Themes in The Last of the Mohicans
In considering theme, one may well keep in mind Marius Bewley's apt statement in Major Writers of America, Vol. I (1962): "The novels of Cooper are an exercise in national definition." In The Last of the Mohicans, the national phase being defined is the frontier, a major theme composed, like the plot, of significant constituent parts. Enough about the frontier has perhaps been said already, so that all is needed is a reminder that it is a place and a condition where differences meet head-on and often result in conflict. Since conflict is a basic ingredient of the frontier in the novel, the story's action of flight, skirmishing, disguise, warfare, etc. literally becomes theme. Rather than to illustrate something else, the conflict is meant to illustrate — that is, be — itself.
Embodied in the various elements of conflict is something sad and tragic — and universal. Revenge similar to Magua's may be found anywhere and at any time. So may the problem of divided loyalties, though seldom on such a scale as that of the nations of Indians. Conflict rarely ends in a lasting stalemate, and this fact is given tragic emphasis in the thematic passing of the Indians from the American scene. Although humans' natural, instinctive urge to mate and procreate might at first appear as a possible solution to the problem of differences, miscegenation also seems doomed to failure since it compounds differences by isolating individuals even more from their backgrounds, particularly isolating any offspring like Cora. (This very view, along with his great respect for individualism, may have been greatly responsible for Cooper's voiced opposition, through Hawkeye as a spokesman, to miscegenation.)

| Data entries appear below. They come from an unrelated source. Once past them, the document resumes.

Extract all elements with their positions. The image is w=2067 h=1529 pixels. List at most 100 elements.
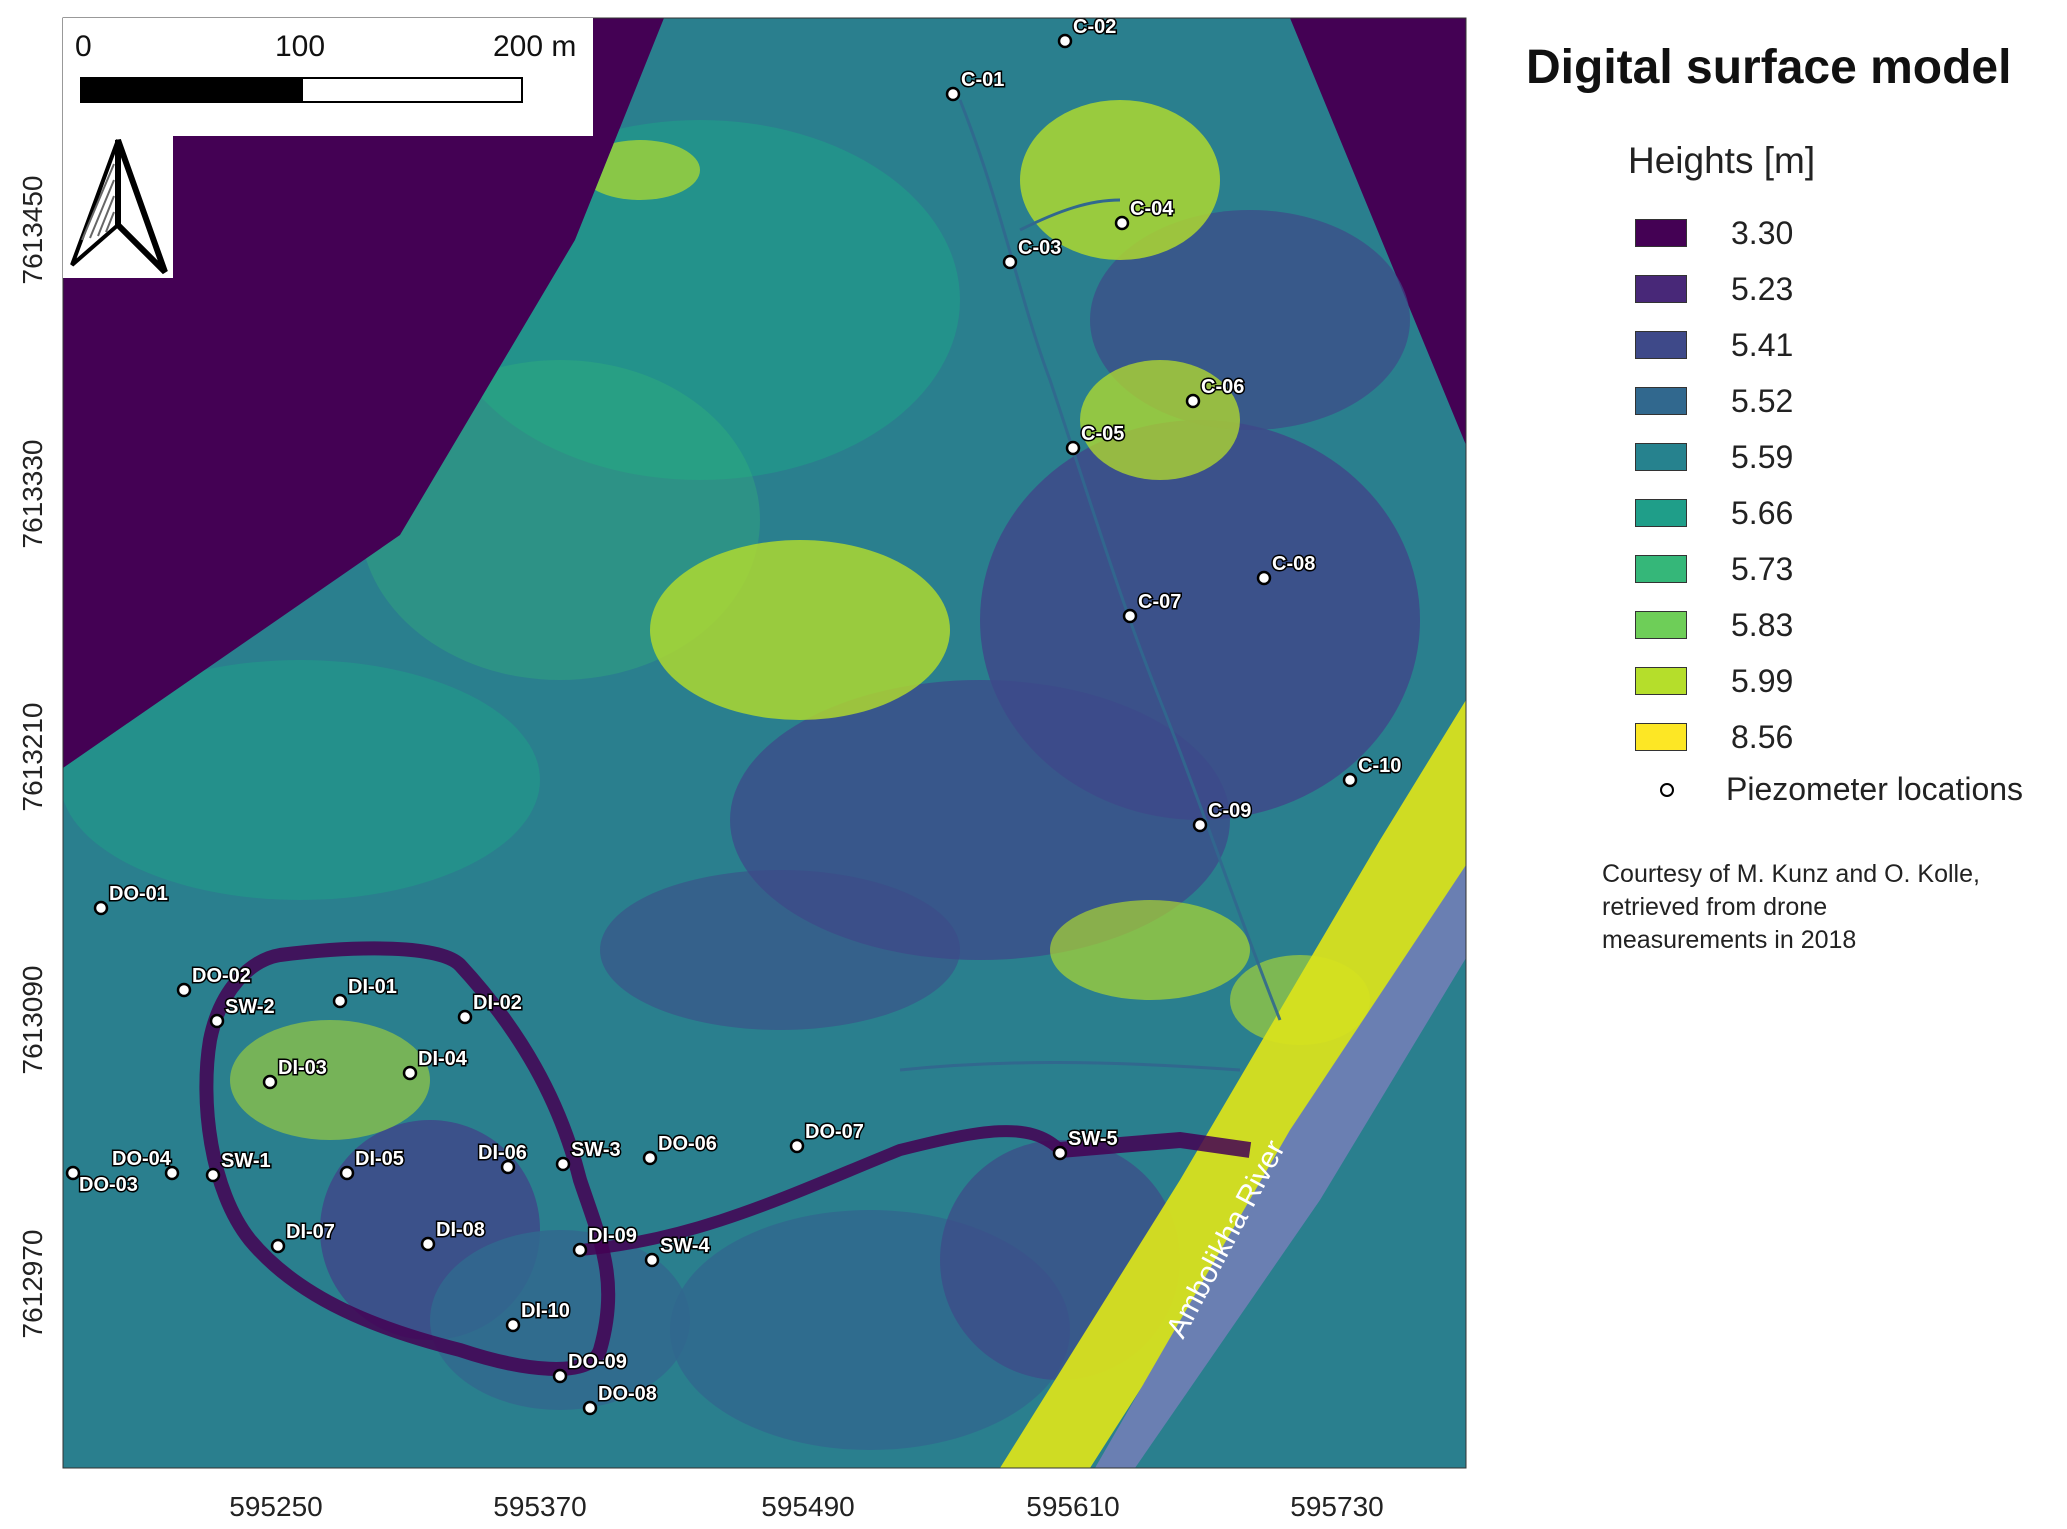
- legend-piezometer-row: Piezometer locations: [1660, 771, 2023, 808]
- legend: Digital surface model Heights [m] 3.30 5.…: [1500, 0, 2067, 1000]
- legend-swatch: [1635, 275, 1687, 303]
- piezometer-marker-icon[interactable]: [332, 993, 348, 1009]
- piezometer-marker-icon[interactable]: [1065, 440, 1081, 456]
- legend-value: 3.30: [1731, 214, 1794, 251]
- piezometer-label: DO-02: [192, 965, 251, 987]
- piezometer-marker-icon[interactable]: [457, 1009, 473, 1025]
- piezometer-marker-icon: [1660, 782, 1674, 797]
- y-axis-ticks: 7613450 7613330 7613210 7613090 7612970: [17, 175, 48, 1338]
- piezometer-marker-icon[interactable]: [642, 1150, 658, 1166]
- piezometer-marker-icon[interactable]: [420, 1236, 436, 1252]
- piezometer-marker-icon[interactable]: [1057, 33, 1073, 49]
- piezometer-marker-icon[interactable]: [270, 1238, 286, 1254]
- scalebar-black: [81, 78, 302, 102]
- piezometer-label: C-10: [1358, 755, 1401, 777]
- credit-line: measurements in 2018: [1602, 926, 1857, 954]
- piezometer-label: C-04: [1130, 198, 1174, 220]
- legend-value: 5.73: [1731, 550, 1794, 587]
- legend-class-row: 5.59: [1635, 437, 1793, 477]
- y-tick-label: 7613450: [17, 175, 48, 284]
- piezometer-marker-icon[interactable]: [402, 1065, 418, 1081]
- piezometer-label: DI-07: [286, 1221, 335, 1243]
- piezometer-label: SW-1: [221, 1150, 271, 1172]
- legend-piezometer-label: Piezometer locations: [1726, 771, 2024, 807]
- piezometer-marker-icon[interactable]: [164, 1165, 180, 1181]
- legend-swatch: [1635, 499, 1687, 527]
- legend-value: 5.66: [1731, 494, 1794, 531]
- legend-class-row: 5.52: [1635, 381, 1793, 421]
- legend-title: Digital surface model: [1526, 41, 2012, 94]
- piezometer-label: SW-4: [660, 1235, 710, 1257]
- piezometer-marker-icon[interactable]: [572, 1242, 588, 1258]
- piezometer-marker-icon[interactable]: [1256, 570, 1272, 586]
- piezometer-label: DI-03: [278, 1057, 327, 1079]
- x-tick-label: 595610: [1026, 1491, 1119, 1522]
- piezometer-label: DO-03: [79, 1174, 138, 1196]
- legend-class-row: 5.73: [1635, 549, 1793, 589]
- piezometer-marker-icon[interactable]: [205, 1167, 221, 1183]
- piezometer-label: DI-10: [521, 1300, 570, 1322]
- x-tick-label: 595250: [229, 1491, 322, 1522]
- piezometer-label: DO-01: [109, 883, 168, 905]
- y-tick-label: 7613090: [17, 965, 48, 1074]
- piezometer-label: C-02: [1073, 16, 1116, 38]
- piezometer-marker-icon[interactable]: [945, 86, 961, 102]
- legend-class-row: 5.83: [1635, 605, 1793, 645]
- piezometer-marker-icon[interactable]: [555, 1156, 571, 1172]
- legend-value: 5.41: [1731, 326, 1794, 363]
- piezometer-label: C-06: [1201, 376, 1244, 398]
- dsm-raster: [63, 99, 1466, 1468]
- piezometer-label: C-07: [1138, 591, 1181, 613]
- scalebar-label-200: 200 m: [493, 30, 576, 63]
- credit-line: Courtesy of M. Kunz and O. Kolle,: [1602, 860, 1980, 888]
- piezometer-marker-icon[interactable]: [582, 1400, 598, 1416]
- piezometer-marker-icon[interactable]: [1122, 608, 1138, 624]
- piezometer-marker-icon[interactable]: [65, 1165, 81, 1181]
- piezometer-label: C-09: [1208, 800, 1251, 822]
- map-border: [62, 17, 1467, 1469]
- y-tick-label: 7613210: [17, 702, 48, 811]
- piezometer-marker-icon[interactable]: [262, 1074, 278, 1090]
- piezometer-label: DO-04: [112, 1148, 172, 1170]
- piezometer-label: DO-08: [598, 1383, 657, 1405]
- piezometer-label: DI-05: [355, 1148, 404, 1170]
- piezometer-marker-icon[interactable]: [1185, 393, 1201, 409]
- piezometer-label: DO-07: [805, 1121, 864, 1143]
- piezometer-marker-icon[interactable]: [209, 1013, 225, 1029]
- piezometer-marker-icon[interactable]: [1002, 254, 1018, 270]
- legend-swatch: [1635, 219, 1687, 247]
- legend-swatch: [1635, 611, 1687, 639]
- piezometer-marker-icon[interactable]: [644, 1252, 660, 1268]
- piezometer-marker-icon[interactable]: [552, 1368, 568, 1384]
- piezometer-marker-icon[interactable]: [1114, 215, 1130, 231]
- piezometer-marker-icon[interactable]: [176, 982, 192, 998]
- y-tick-label: 7613330: [17, 439, 48, 548]
- piezometer-marker-icon[interactable]: [93, 900, 109, 916]
- legend-class-row: 8.56: [1635, 717, 1793, 757]
- y-tick-label: 7612970: [17, 1229, 48, 1338]
- legend-swatch: [1635, 331, 1687, 359]
- legend-class-row: 5.99: [1635, 661, 1793, 701]
- piezometer-marker-icon[interactable]: [1342, 772, 1358, 788]
- piezometer-marker-icon[interactable]: [505, 1317, 521, 1333]
- piezometer-marker-icon[interactable]: [1052, 1145, 1068, 1161]
- x-tick-label: 595730: [1290, 1491, 1383, 1522]
- legend-class-row: 5.41: [1635, 325, 1793, 365]
- piezometer-marker-icon[interactable]: [789, 1138, 805, 1154]
- piezometer-label: C-03: [1018, 237, 1061, 259]
- scalebar-white: [301, 77, 523, 103]
- piezometer-label: DI-01: [348, 976, 397, 998]
- piezometer-marker-icon[interactable]: [500, 1159, 516, 1175]
- piezometer-label: DO-06: [658, 1133, 717, 1155]
- piezometer-label: DI-02: [473, 992, 522, 1014]
- credit-line: retrieved from drone: [1602, 893, 1828, 921]
- legend-value: 8.56: [1731, 718, 1794, 755]
- piezometer-marker-icon[interactable]: [1192, 817, 1208, 833]
- piezometer-label: C-01: [961, 69, 1004, 91]
- piezometer-label: DI-04: [418, 1048, 468, 1070]
- piezometer-marker-icon[interactable]: [339, 1165, 355, 1181]
- scalebar-label-100: 100: [275, 30, 325, 63]
- piezometer-label: C-05: [1081, 423, 1124, 445]
- legend-class-row: 5.66: [1635, 493, 1793, 533]
- north-arrow-icon: [70, 138, 168, 275]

Cooper's treatment of his theme is not all negative. The solution to these differences is to accept them and thereby rise above them. This answer is an ideal one, at best only seldom realized; and that is why Hawkeye, in his role as a messiah figure, is a mythic hero. What he embodies is great and potentially generic, but so far it has usually been beyond the full realization of people. It is the ideal of universality, of loving acceptance of others with their individual "gifts." In treating this concept, which of course extends further than any frontier condition but is inherent to it, Cooper does not let his idea of "place" limit him to mere description and action. Instead, he unobtrusively but clearly points to nature as the most influential force in making Hawkeye what he is. The scout has little regard for organized religion and its books. In fact, he says he has never read but one book, the book of nature, "and the words that are written there are too simple and too plain to need much schooling, though I may boast that of forty long and hard-working years." His eagerness to talk about religion and the hereafter even at highly inopportune times indicates his interest in the matter, but he is what he is and believes what he does because for forty years he has been instructed by nature. Part of the answer, then, is simplicity and fundamentalism, both of which are implicit, for example, in the recurring father-child motif. Hawkeye does not find his needs answered in the usual love between the sexes, but in a vicarious father-child relationship with Uncas. Like the story's real fathers (including the father of the cowardly young Huron), he accepts responsibility toward the other with his differences in a way that is redolent of his brotherhood with Chingachgook. The splendid isolation that is his stems from his charitable and humane individualism, which paradoxically binds him closer than usual to others. Because this is a pure ideal, investing a fictional human being with it makes that person a myth. It is nonetheless worthy of mortal pursuit, and Cooper's presentation of it in The Last of the Mohicans, while by contrast it deepens the sense of tragic failings, functions like a thematic image of hope.